Camera rental startup KitSplit raises $2.1M

KitSplit, which operates an online rental marketplace for creative equipment, is announcing that it’s raised $2.1 million in seed funding.

The equipment available can include cameras, lights and lenses, but also VR gear and drones. Renters get access to this equipment for a lower price (CEO Lisbeth Kaufman estimated KitSplit usually costs 30 to 50 percent less than traditional rentals), while the owners get to make some extra money from equipment when they’re not using it.

I first wrote about KitSplit in 2016, and president Kristina Budelis (a former video producer for The New Yorker) said that since then, the service has grown from 5,000 to 30,000 members. It’s also acquired one of its competitors, CameraLends.

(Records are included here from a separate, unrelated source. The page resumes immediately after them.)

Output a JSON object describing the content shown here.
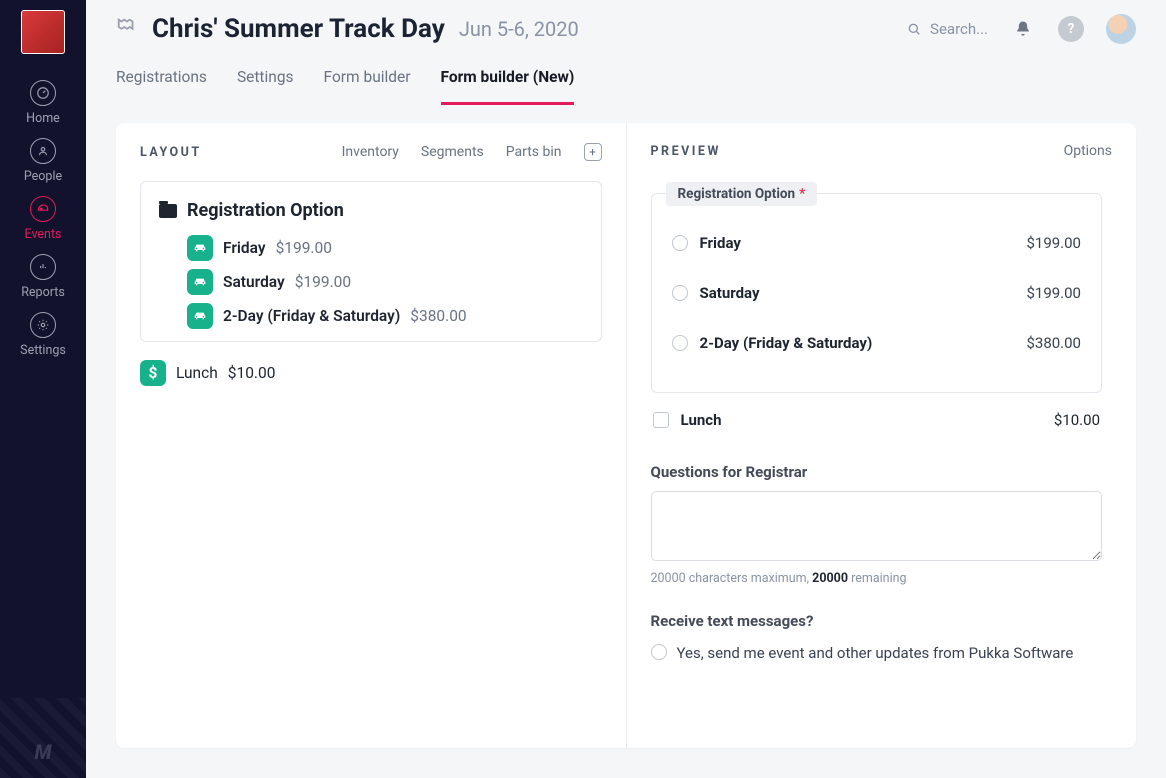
{
  "sidebar": {
    "items": [
      {
        "label": "Home"
      },
      {
        "label": "People"
      },
      {
        "label": "Events"
      },
      {
        "label": "Reports"
      },
      {
        "label": "Settings"
      }
    ],
    "footer_mark": "M"
  },
  "header": {
    "title": "Chris' Summer Track Day",
    "date": "Jun 5-6, 2020",
    "search_placeholder": "Search..."
  },
  "tabs": [
    {
      "label": "Registrations"
    },
    {
      "label": "Settings"
    },
    {
      "label": "Form builder"
    },
    {
      "label": "Form builder (New)"
    }
  ],
  "layout_pane": {
    "title": "LAYOUT",
    "links": {
      "inventory": "Inventory",
      "segments": "Segments",
      "parts_bin": "Parts bin"
    },
    "group_title": "Registration Option",
    "items": [
      {
        "name": "Friday",
        "price": "$199.00"
      },
      {
        "name": "Saturday",
        "price": "$199.00"
      },
      {
        "name": "2-Day (Friday & Saturday)",
        "price": "$380.00"
      }
    ],
    "lunch": {
      "name": "Lunch",
      "price": "$10.00"
    }
  },
  "preview_pane": {
    "title": "PREVIEW",
    "options_label": "Options",
    "legend": "Registration Option",
    "required_mark": "*",
    "options": [
      {
        "label": "Friday",
        "price": "$199.00"
      },
      {
        "label": "Saturday",
        "price": "$199.00"
      },
      {
        "label": "2-Day (Friday & Saturday)",
        "price": "$380.00"
      }
    ],
    "lunch": {
      "label": "Lunch",
      "price": "$10.00"
    },
    "questions_label": "Questions for Registrar",
    "hint_prefix": "20000 characters maximum, ",
    "hint_remaining": "20000",
    "hint_suffix": " remaining",
    "sms_label": "Receive text messages?",
    "sms_option": "Yes, send me event and other updates from Pukka Software"
  }
}
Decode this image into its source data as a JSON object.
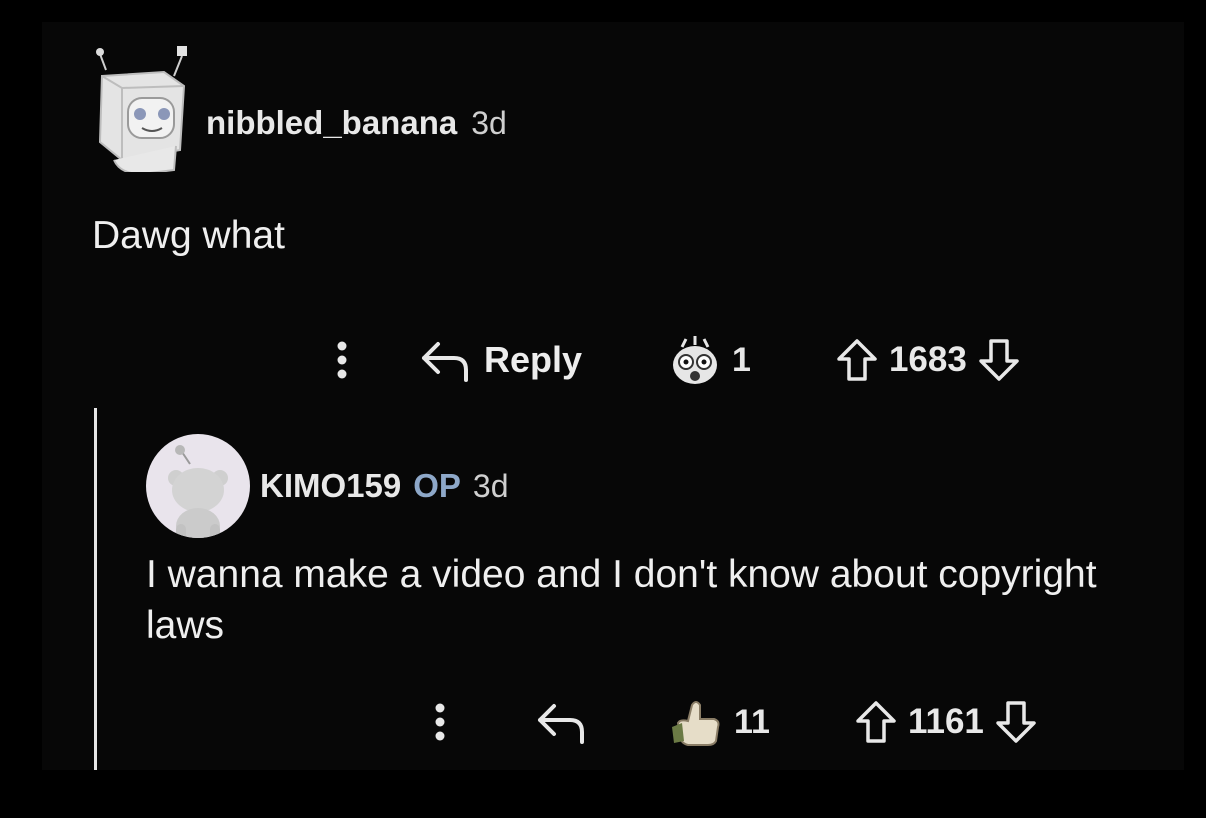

Customers include NBC, Vox and National Geographic. According to Kaufman (daughter of Troma co-founder Lloyd Kaufman), KitSplit is being used in all kinds of productions, but some of the strongest interest is coming from digital media companies as they try to the meet the constant demands of online video production. (The industry’s “pivot to video” may be hitting a rocky patch, but the need for video content isn’t going away.)

Investors in the seed round include HearstLab (which also invested in KitSplit’s pre-seed funding), Entrepreneurs Roundtable, 3311 Ventures, NYU Innovation Venture Fund, WTI and Instagram co-founder Mike Krieger.

Kristina Budelis, Lisbeth Kaufman

Among other things, the funding should help KitSplit continue to expand its presence in Los Angeles — users can rent gear anywhere in the United States, but the company is currently focused on the NYC and LA markets.

Eventually, Kaufman said she wants KitSplit to become a “one-stop shop for content creators.”

“We’re reimagining the Hollywood production studio as a local marketplace,” she added. “We want to make resources like gear and staffing and location more accessible to all content creators.”

Budelis pointed to things like KitSplit’s insurance options, its concierge service (to help with the logistics of actually transporting the equipment) and its events as early signs of how the company is “starting to dabble” in areas beyond just being a marketplace.

Update: An earlier version of the story described KitSplit as a peer-to-peer marketplace, but Budelis said that’s not quite accurate anymore, since there are now businesses among the renters and the equipment owners.